Un Buen Carnicero (A Good Butcher) stars Tolo Martinez, whom Collins hired 20 years ago to help serve an increasingly Hispanic clientele. Martinez and the other carniceros behind the counter emigrated from the state of Guanajuato in central Mexico. They’re among an estimated 8 million undocumented immigrants working in the shadows nationwide, according to a 2010 Pew Research survey.

Tolo Martinez was hired to served an increasingly Hispanic clientele. (photo by D.L. Anderson)

Tolo Martinez was hired to served an increasingly Hispanic clientele. (photo by D.L. Anderson)

The film, a directorial debut for Bouloubasis, features English and Spanish dialogue, with subtitles and Mexican-flavored music. It premiered at Meredith College in Raleigh and has been screened at several other local venues, including the Lantern Restaurant in Chapel Hill (whose lead sous chef is also from Guanajuato) and two UNC food conferences. This past summer it also appeared in a PBS online film festival.

The documentary’s narrative takes place on July 3, 2014, the eve of Independence Day. Martinez is happily serving customers, while reflecting on the fears and frustrations simmering over his tenuous immigration status.

“There are good opportunities here in the United States,” Martinez says on camera, in Spanish. “But what we are doing is difficult because we have to do it with a lot of sacrifice. … It is a free country, but only at its convenience.”

Without legal residency, he can’t advance far in his work, and he can’t risk visiting Mexico, which he left as a teenager.

“I love this film,” said Marcie Cohen Ferris, UNC professor of American studies, an expert on Southern foodways, and Bouloubasis’ faculty adviser. “It’s poignant and provocative, and brings attention to defining issues in contemporary food cultures of the American South.”

Bouloubasis has been reporting on the local food scene for the past eight years. She is drawn to the stories of food workers in fields and kitchens, and consumers stuck in food deserts. Her work has appeared in INDY Week, The Guardian and The American Prospect.

Victoria Bouloubasis (photo by Annemie Tonken)

Victoria Bouloubasis (photo by Annemie Tonken)

She and former INDY colleague photographer D.L. Anderson teamed up four years ago to form Vittles Films, with the tagline “Sustenance through Storytelling.” Their recent work has included Collards in the Cafeteria, about Gaston County Schools’ commitment to buy 10 percent of their food locally.

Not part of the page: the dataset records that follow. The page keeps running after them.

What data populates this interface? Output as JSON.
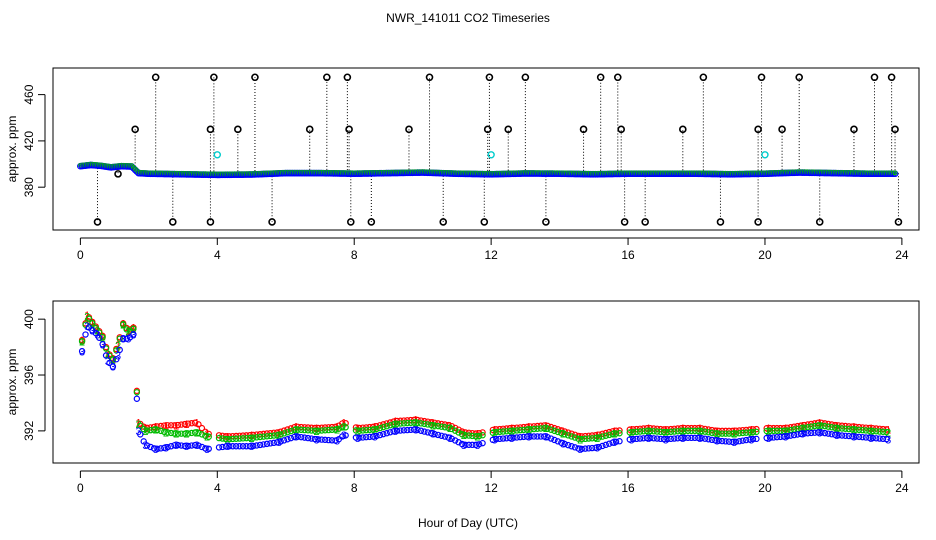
{
  "title": "NWR_141011  CO2 Timeseries",
  "xlabel": "Hour of Day (UTC)",
  "colors": {
    "series1": "#ff0000",
    "series2": "#00bb00",
    "series3": "#0000ff",
    "outlier": "#000000",
    "flagged": "#00cccc",
    "frame": "#000000"
  },
  "chart_data": [
    {
      "type": "scatter",
      "panel": "top",
      "ylabel": "approx. ppm",
      "xlim": [
        -0.8,
        24.5
      ],
      "ylim": [
        343,
        483
      ],
      "xticks": [
        0,
        4,
        8,
        12,
        16,
        20,
        24
      ],
      "xtick_labels": [
        "0",
        "4",
        "8",
        "12",
        "16",
        "20",
        "24"
      ],
      "yticks": [
        380,
        420,
        460
      ],
      "ytick_labels": [
        "380",
        "420",
        "460"
      ],
      "baseline": {
        "description": "dense blue/green/red circles forming the main CO2 trace",
        "points": [
          [
            0,
            398.5
          ],
          [
            0.3,
            399.5
          ],
          [
            0.6,
            398.8
          ],
          [
            0.9,
            397.5
          ],
          [
            1.2,
            398.5
          ],
          [
            1.5,
            398.2
          ],
          [
            1.7,
            392.5
          ],
          [
            2.0,
            392
          ],
          [
            3.0,
            391.5
          ],
          [
            4.0,
            391
          ],
          [
            5.0,
            391.3
          ],
          [
            6.0,
            392.5
          ],
          [
            7.0,
            392.5
          ],
          [
            8.0,
            392
          ],
          [
            9.0,
            392.5
          ],
          [
            10.0,
            393
          ],
          [
            11.0,
            392
          ],
          [
            12.0,
            391.5
          ],
          [
            13.0,
            392.2
          ],
          [
            14.0,
            392
          ],
          [
            15.0,
            391.5
          ],
          [
            16.0,
            392
          ],
          [
            17.0,
            392
          ],
          [
            18.0,
            392
          ],
          [
            19.0,
            391.5
          ],
          [
            20.0,
            392
          ],
          [
            21.0,
            393
          ],
          [
            22.0,
            392.5
          ],
          [
            23.0,
            392
          ],
          [
            23.8,
            392
          ]
        ]
      },
      "outliers_high": {
        "description": "black circles with dotted stems rising from the baseline",
        "points": [
          [
            1.6,
            430
          ],
          [
            2.2,
            475
          ],
          [
            3.8,
            430
          ],
          [
            3.9,
            475
          ],
          [
            4.6,
            430
          ],
          [
            5.1,
            475
          ],
          [
            6.7,
            430
          ],
          [
            7.2,
            475
          ],
          [
            7.8,
            475
          ],
          [
            7.85,
            430
          ],
          [
            9.6,
            430
          ],
          [
            10.2,
            475
          ],
          [
            11.9,
            430
          ],
          [
            11.95,
            475
          ],
          [
            12.5,
            430
          ],
          [
            13.0,
            475
          ],
          [
            14.7,
            430
          ],
          [
            15.2,
            475
          ],
          [
            15.7,
            475
          ],
          [
            15.8,
            430
          ],
          [
            17.6,
            430
          ],
          [
            18.2,
            475
          ],
          [
            19.8,
            430
          ],
          [
            19.9,
            475
          ],
          [
            20.5,
            430
          ],
          [
            21.0,
            475
          ],
          [
            22.6,
            430
          ],
          [
            23.2,
            475
          ],
          [
            23.7,
            475
          ],
          [
            23.8,
            430
          ]
        ]
      },
      "outliers_low": {
        "description": "black circles with dotted stems dropping below the baseline",
        "points": [
          [
            0.5,
            350
          ],
          [
            1.1,
            391.5
          ],
          [
            2.7,
            350
          ],
          [
            3.8,
            350
          ],
          [
            5.6,
            350
          ],
          [
            7.9,
            350
          ],
          [
            8.5,
            350
          ],
          [
            10.6,
            350
          ],
          [
            11.8,
            350
          ],
          [
            13.6,
            350
          ],
          [
            15.9,
            350
          ],
          [
            16.5,
            350
          ],
          [
            18.7,
            350
          ],
          [
            19.8,
            350
          ],
          [
            21.6,
            350
          ],
          [
            23.9,
            350
          ]
        ]
      },
      "flagged": {
        "description": "cyan circles",
        "points": [
          [
            4.0,
            408
          ],
          [
            12.0,
            408
          ],
          [
            20.0,
            408
          ]
        ]
      }
    },
    {
      "type": "scatter",
      "panel": "bottom",
      "ylabel": "approx. ppm",
      "xlim": [
        -0.8,
        24.5
      ],
      "ylim": [
        389.7,
        401.3
      ],
      "xticks": [
        0,
        4,
        8,
        12,
        16,
        20,
        24
      ],
      "xtick_labels": [
        "0",
        "4",
        "8",
        "12",
        "16",
        "20",
        "24"
      ],
      "yticks": [
        392,
        396,
        400
      ],
      "ytick_labels": [
        "392",
        "396",
        "400"
      ],
      "series": [
        {
          "name": "1",
          "marker": "1",
          "color": "#ff0000",
          "points": [
            [
              0.05,
              398.5
            ],
            [
              0.2,
              400.3
            ],
            [
              0.35,
              399.8
            ],
            [
              0.5,
              399.3
            ],
            [
              0.65,
              398.8
            ],
            [
              0.8,
              397.6
            ],
            [
              0.95,
              397.2
            ],
            [
              1.1,
              398.2
            ],
            [
              1.25,
              399.7
            ],
            [
              1.4,
              399.2
            ],
            [
              1.55,
              399.4
            ],
            [
              1.7,
              392.6
            ],
            [
              1.9,
              392.2
            ],
            [
              2.2,
              392.3
            ],
            [
              2.5,
              392.4
            ],
            [
              2.8,
              392.4
            ],
            [
              3.1,
              392.5
            ],
            [
              3.4,
              392.6
            ],
            [
              3.7,
              391.8
            ],
            [
              4.3,
              391.6
            ],
            [
              5.0,
              391.7
            ],
            [
              5.8,
              391.9
            ],
            [
              6.3,
              392.3
            ],
            [
              6.9,
              392.2
            ],
            [
              7.5,
              392.3
            ],
            [
              7.7,
              392.6
            ],
            [
              8.1,
              392.2
            ],
            [
              8.6,
              392.3
            ],
            [
              9.2,
              392.7
            ],
            [
              9.8,
              392.8
            ],
            [
              10.3,
              392.6
            ],
            [
              10.8,
              392.4
            ],
            [
              11.2,
              391.9
            ],
            [
              11.6,
              391.8
            ],
            [
              12.1,
              392.1
            ],
            [
              12.6,
              392.2
            ],
            [
              13.1,
              392.3
            ],
            [
              13.6,
              392.4
            ],
            [
              14.1,
              392.0
            ],
            [
              14.6,
              391.6
            ],
            [
              15.1,
              391.7
            ],
            [
              15.6,
              392.0
            ],
            [
              16.1,
              392.1
            ],
            [
              16.6,
              392.2
            ],
            [
              17.1,
              392.1
            ],
            [
              17.6,
              392.2
            ],
            [
              18.1,
              392.2
            ],
            [
              18.6,
              392.0
            ],
            [
              19.1,
              392.0
            ],
            [
              19.6,
              392.1
            ],
            [
              20.1,
              392.2
            ],
            [
              20.6,
              392.2
            ],
            [
              21.1,
              392.4
            ],
            [
              21.6,
              392.6
            ],
            [
              22.1,
              392.4
            ],
            [
              22.6,
              392.3
            ],
            [
              23.1,
              392.2
            ],
            [
              23.6,
              392.1
            ]
          ]
        },
        {
          "name": "2",
          "marker": "2",
          "color": "#00bb00",
          "points": [
            [
              0.05,
              398.4
            ],
            [
              0.2,
              400.2
            ],
            [
              0.35,
              399.7
            ],
            [
              0.5,
              399.2
            ],
            [
              0.65,
              398.7
            ],
            [
              0.8,
              397.5
            ],
            [
              0.95,
              397.1
            ],
            [
              1.1,
              398.1
            ],
            [
              1.25,
              399.6
            ],
            [
              1.4,
              399.1
            ],
            [
              1.55,
              399.3
            ],
            [
              1.7,
              392.5
            ],
            [
              1.9,
              392.0
            ],
            [
              2.2,
              392.1
            ],
            [
              2.5,
              391.9
            ],
            [
              2.8,
              391.8
            ],
            [
              3.1,
              391.8
            ],
            [
              3.4,
              391.9
            ],
            [
              3.7,
              391.6
            ],
            [
              4.3,
              391.4
            ],
            [
              5.0,
              391.5
            ],
            [
              5.8,
              391.7
            ],
            [
              6.3,
              392.1
            ],
            [
              6.9,
              392.0
            ],
            [
              7.5,
              392.1
            ],
            [
              7.7,
              392.3
            ],
            [
              8.1,
              392.0
            ],
            [
              8.6,
              392.1
            ],
            [
              9.2,
              392.5
            ],
            [
              9.8,
              392.6
            ],
            [
              10.3,
              392.4
            ],
            [
              10.8,
              392.2
            ],
            [
              11.2,
              391.7
            ],
            [
              11.6,
              391.6
            ],
            [
              12.1,
              391.9
            ],
            [
              12.6,
              392.0
            ],
            [
              13.1,
              392.1
            ],
            [
              13.6,
              392.2
            ],
            [
              14.1,
              391.8
            ],
            [
              14.6,
              391.4
            ],
            [
              15.1,
              391.5
            ],
            [
              15.6,
              391.8
            ],
            [
              16.1,
              391.9
            ],
            [
              16.6,
              392.0
            ],
            [
              17.1,
              391.9
            ],
            [
              17.6,
              392.0
            ],
            [
              18.1,
              392.0
            ],
            [
              18.6,
              391.8
            ],
            [
              19.1,
              391.8
            ],
            [
              19.6,
              391.9
            ],
            [
              20.1,
              392.0
            ],
            [
              20.6,
              392.0
            ],
            [
              21.1,
              392.2
            ],
            [
              21.6,
              392.4
            ],
            [
              22.1,
              392.2
            ],
            [
              22.6,
              392.1
            ],
            [
              23.1,
              392.0
            ],
            [
              23.6,
              391.9
            ]
          ]
        },
        {
          "name": "3",
          "marker": "3",
          "color": "#0000ff",
          "points": [
            [
              0.05,
              397.7
            ],
            [
              0.2,
              399.5
            ],
            [
              0.35,
              399.2
            ],
            [
              0.5,
              398.9
            ],
            [
              0.65,
              398.2
            ],
            [
              0.8,
              397.0
            ],
            [
              0.95,
              396.6
            ],
            [
              1.1,
              397.4
            ],
            [
              1.25,
              398.6
            ],
            [
              1.4,
              398.6
            ],
            [
              1.55,
              398.9
            ],
            [
              1.7,
              392.0
            ],
            [
              1.9,
              391.0
            ],
            [
              2.2,
              390.7
            ],
            [
              2.5,
              390.8
            ],
            [
              2.8,
              391.0
            ],
            [
              3.1,
              390.9
            ],
            [
              3.4,
              391.0
            ],
            [
              3.7,
              390.7
            ],
            [
              4.3,
              390.9
            ],
            [
              5.0,
              390.9
            ],
            [
              5.8,
              391.2
            ],
            [
              6.3,
              391.6
            ],
            [
              6.9,
              391.4
            ],
            [
              7.5,
              391.3
            ],
            [
              7.7,
              391.7
            ],
            [
              8.1,
              391.5
            ],
            [
              8.6,
              391.6
            ],
            [
              9.2,
              392.0
            ],
            [
              9.8,
              392.1
            ],
            [
              10.3,
              391.8
            ],
            [
              10.8,
              391.5
            ],
            [
              11.2,
              391.0
            ],
            [
              11.6,
              391.0
            ],
            [
              12.1,
              391.4
            ],
            [
              12.6,
              391.5
            ],
            [
              13.1,
              391.6
            ],
            [
              13.6,
              391.6
            ],
            [
              14.1,
              391.1
            ],
            [
              14.6,
              390.7
            ],
            [
              15.1,
              390.8
            ],
            [
              15.6,
              391.2
            ],
            [
              16.1,
              391.4
            ],
            [
              16.6,
              391.5
            ],
            [
              17.1,
              391.4
            ],
            [
              17.6,
              391.5
            ],
            [
              18.1,
              391.5
            ],
            [
              18.6,
              391.3
            ],
            [
              19.1,
              391.2
            ],
            [
              19.6,
              391.4
            ],
            [
              20.1,
              391.5
            ],
            [
              20.6,
              391.6
            ],
            [
              21.1,
              391.8
            ],
            [
              21.6,
              391.9
            ],
            [
              22.1,
              391.7
            ],
            [
              22.6,
              391.6
            ],
            [
              23.1,
              391.5
            ],
            [
              23.6,
              391.4
            ]
          ]
        }
      ]
    }
  ]
}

It’s not surprising that Bouloubasis enjoys exploring the cultural complexities of the food landscape. Her father is an immigrant who was raised in a small Greek village without indoor plumbing. He worked in the food industry his entire life, from kitchens in New York to his family’s restaurant in North Carolina.

“I grew up around food, and I’ve always loved cooking,” Bouloubasis said. “When I go to conferences, I seem to end up in the kitchen. I cook as soon as we finish editing film.”

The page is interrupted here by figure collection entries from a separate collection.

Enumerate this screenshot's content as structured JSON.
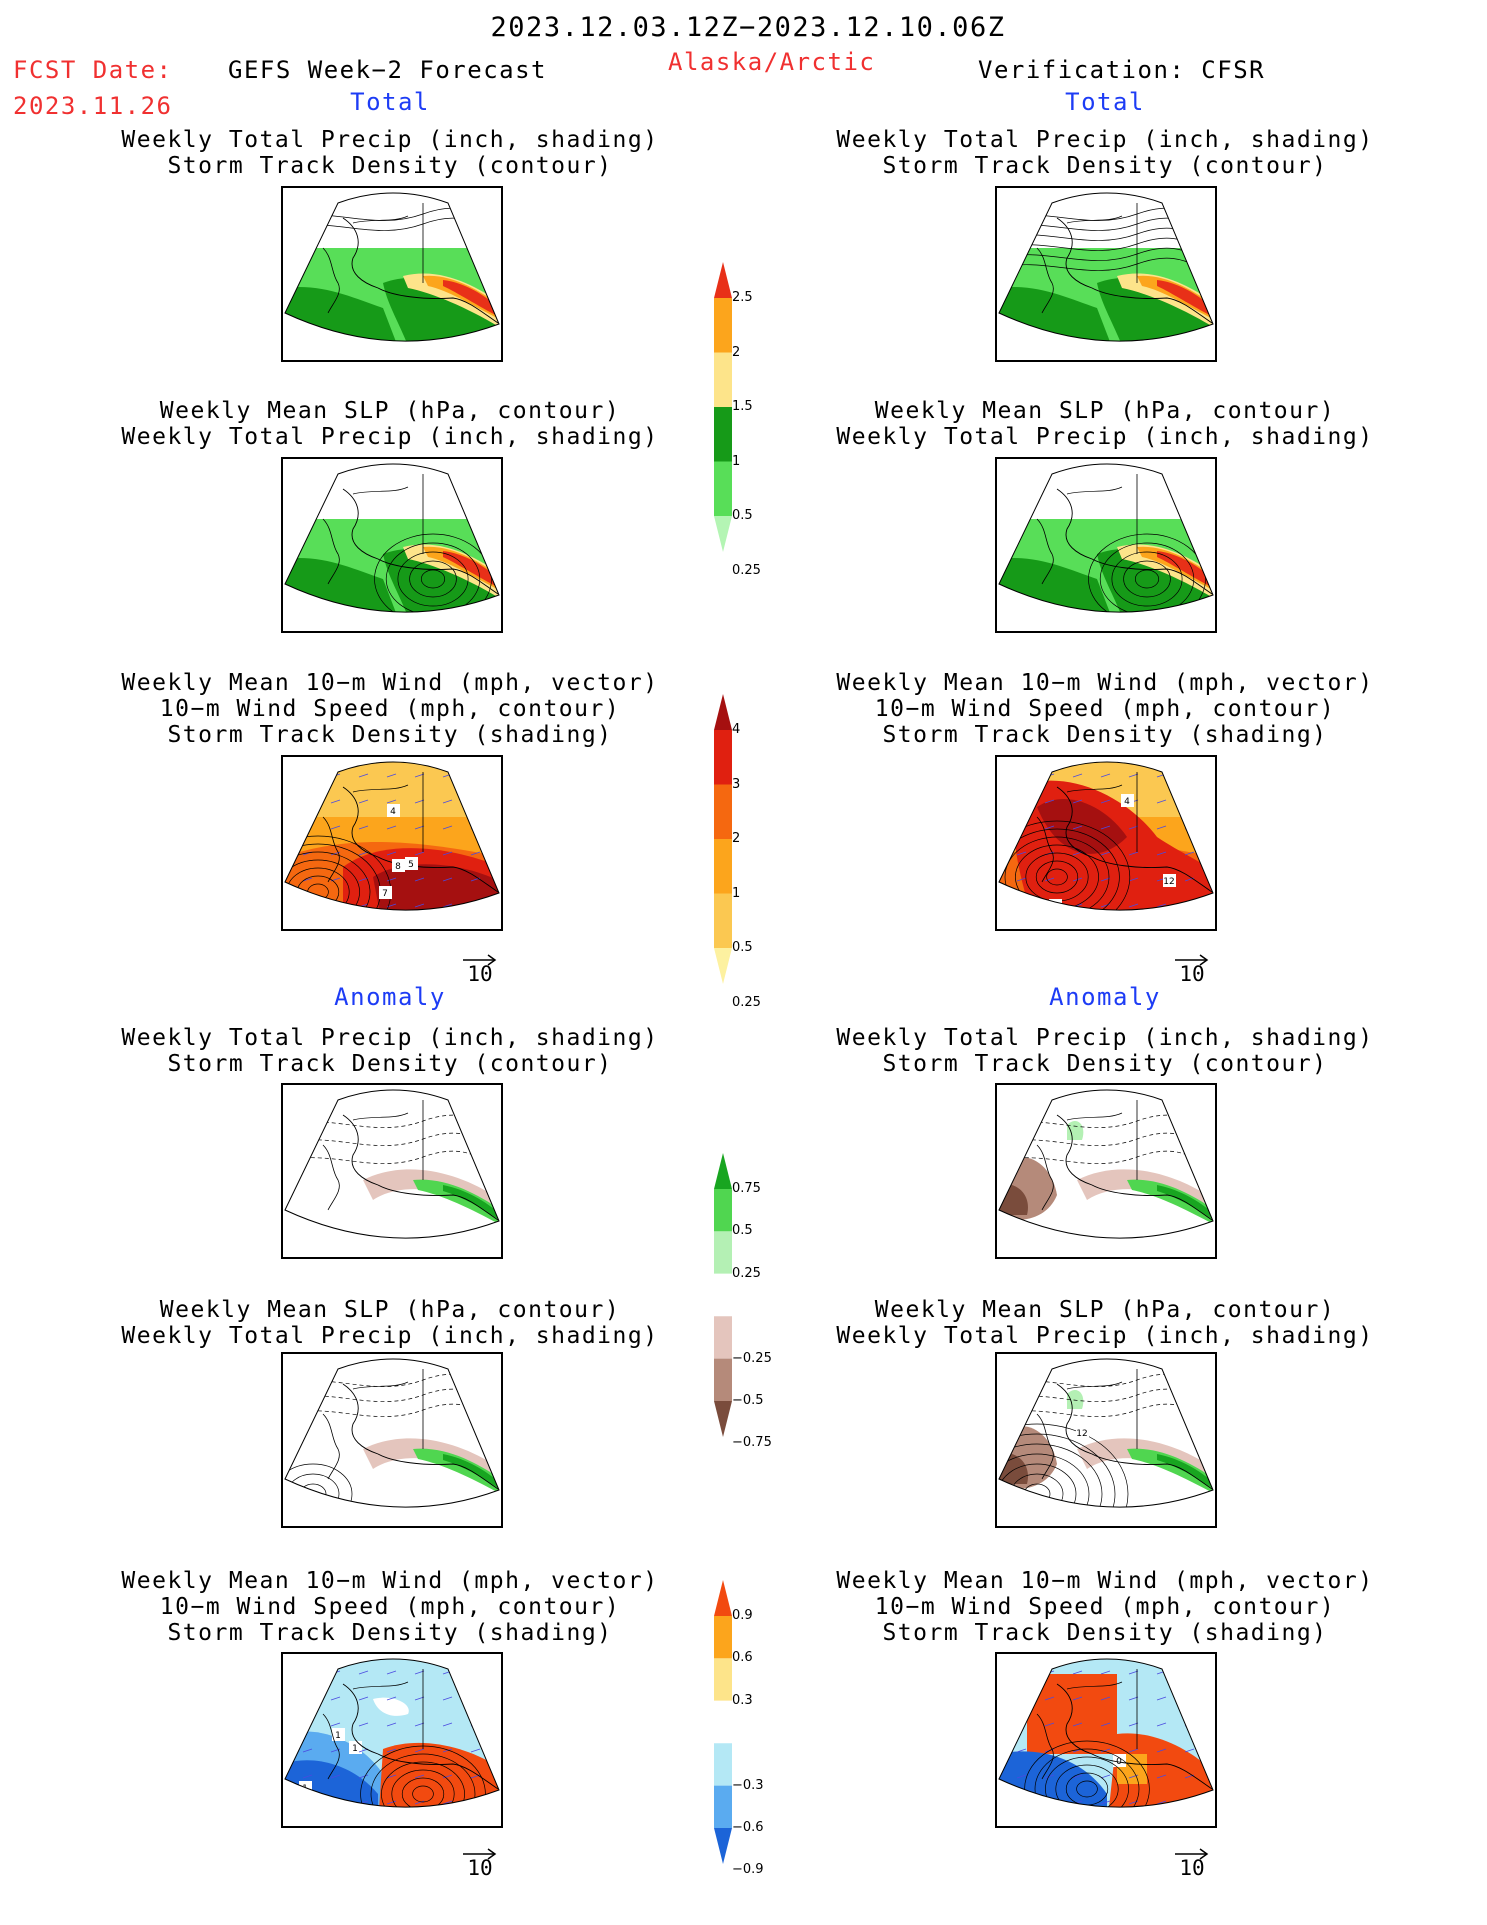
{
  "header": {
    "date_range": "2023.12.03.12Z−2023.12.10.06Z",
    "fcst_label": "FCST Date:",
    "fcst_date": "2023.11.26",
    "product": "GEFS Week−2 Forecast",
    "region": "Alaska/Arctic",
    "verification": "Verification: CFSR"
  },
  "sections": {
    "total_left": "Total",
    "total_right": "Total",
    "anomaly_left": "Anomaly",
    "anomaly_right": "Anomaly"
  },
  "titles": {
    "precip_track": [
      "Weekly Total Precip (inch, shading)",
      "Storm Track Density (contour)"
    ],
    "slp_precip": [
      "Weekly Mean SLP (hPa, contour)",
      "Weekly Total Precip (inch, shading)"
    ],
    "wind_track": [
      "Weekly Mean 10−m Wind (mph, vector)",
      "10−m Wind Speed (mph, contour)",
      "Storm Track Density (shading)"
    ]
  },
  "vector_reference": "10",
  "colorbars": {
    "precip_total": {
      "labels": [
        "2.5",
        "2",
        "1.5",
        "1",
        "0.5",
        "0.25"
      ],
      "colors": [
        "#e83018",
        "#fca51c",
        "#fde48a",
        "#169a18",
        "#58de58",
        "#b4f5b4"
      ]
    },
    "track_total": {
      "labels": [
        "4",
        "3",
        "2",
        "1",
        "0.5",
        "0.25"
      ],
      "colors": [
        "#a51010",
        "#e02010",
        "#f56810",
        "#fca51c",
        "#fbc851",
        "#fdf1a0"
      ]
    },
    "precip_anom": {
      "labels": [
        "0.75",
        "0.5",
        "0.25",
        "−0.25",
        "−0.5",
        "−0.75"
      ],
      "colors": [
        "#18a520",
        "#50d650",
        "#b4f0b4",
        "#ffffff",
        "#e4c5bd",
        "#b58a7a",
        "#7a4c3c"
      ]
    },
    "track_anom": {
      "labels": [
        "0.9",
        "0.6",
        "0.3",
        "−0.3",
        "−0.6",
        "−0.9"
      ],
      "colors": [
        "#f24a10",
        "#fca51c",
        "#fde48a",
        "#ffffff",
        "#b4e8f5",
        "#5aabf0",
        "#1c64d8"
      ]
    }
  },
  "panel_labels": {
    "wind_total_left": [
      "8",
      "5",
      "7",
      "4"
    ],
    "wind_total_right": [
      "12",
      "16",
      "4"
    ],
    "wind_anom_left": [
      "1",
      "1",
      "1"
    ],
    "wind_anom_right": [
      "0"
    ],
    "slp_anom_right": [
      "12"
    ]
  }
}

She was the first in the family to earn a four-year college degree. She graduated from Carolina in 2005 with a double major in journalism and Spanish. She has been a bilingual copywriter and has worked on a farm in Portugal. She then combined her interest in writing and farming by serving as communications manager for RAFI (the Rural Advancement Foundation International), a farm advocacy and research organization based in Pittsboro, N.C.

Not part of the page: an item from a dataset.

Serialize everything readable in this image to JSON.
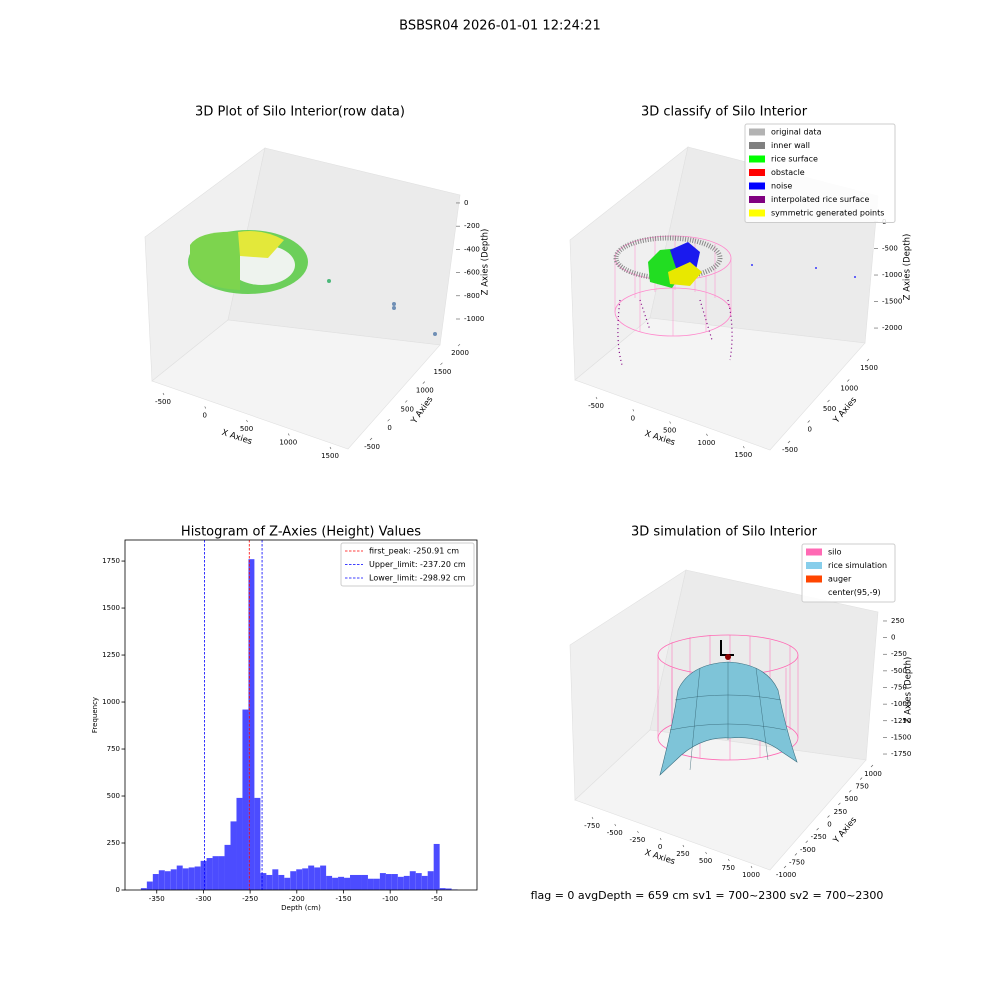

For her folklore master’s thesis, she plans to explore issues of culture and identity among kitchen workers in North Carolina eateries.

“It’s a luxury to spend two years focusing on one subject,” she said of the graduate program. “It’s going to help me become a better storyteller with a deeper sense of the people behind our food culture.”

Watch Un Buen Carnicero and see more films at vittles.us.

Graduate students Victoria Bouloubasis and Katy Clune served as teaching assistants for the new food studies class, “Carolina Cooks, Carolina Eats,” co-taught in spring 2015 by American studies professors Sharon Holland and Marcie Cohen Ferris. Students documented the voices of local and global foodways across North Carolina, and are sharing their findings through a website and a forthcoming book of North Carolina foodways.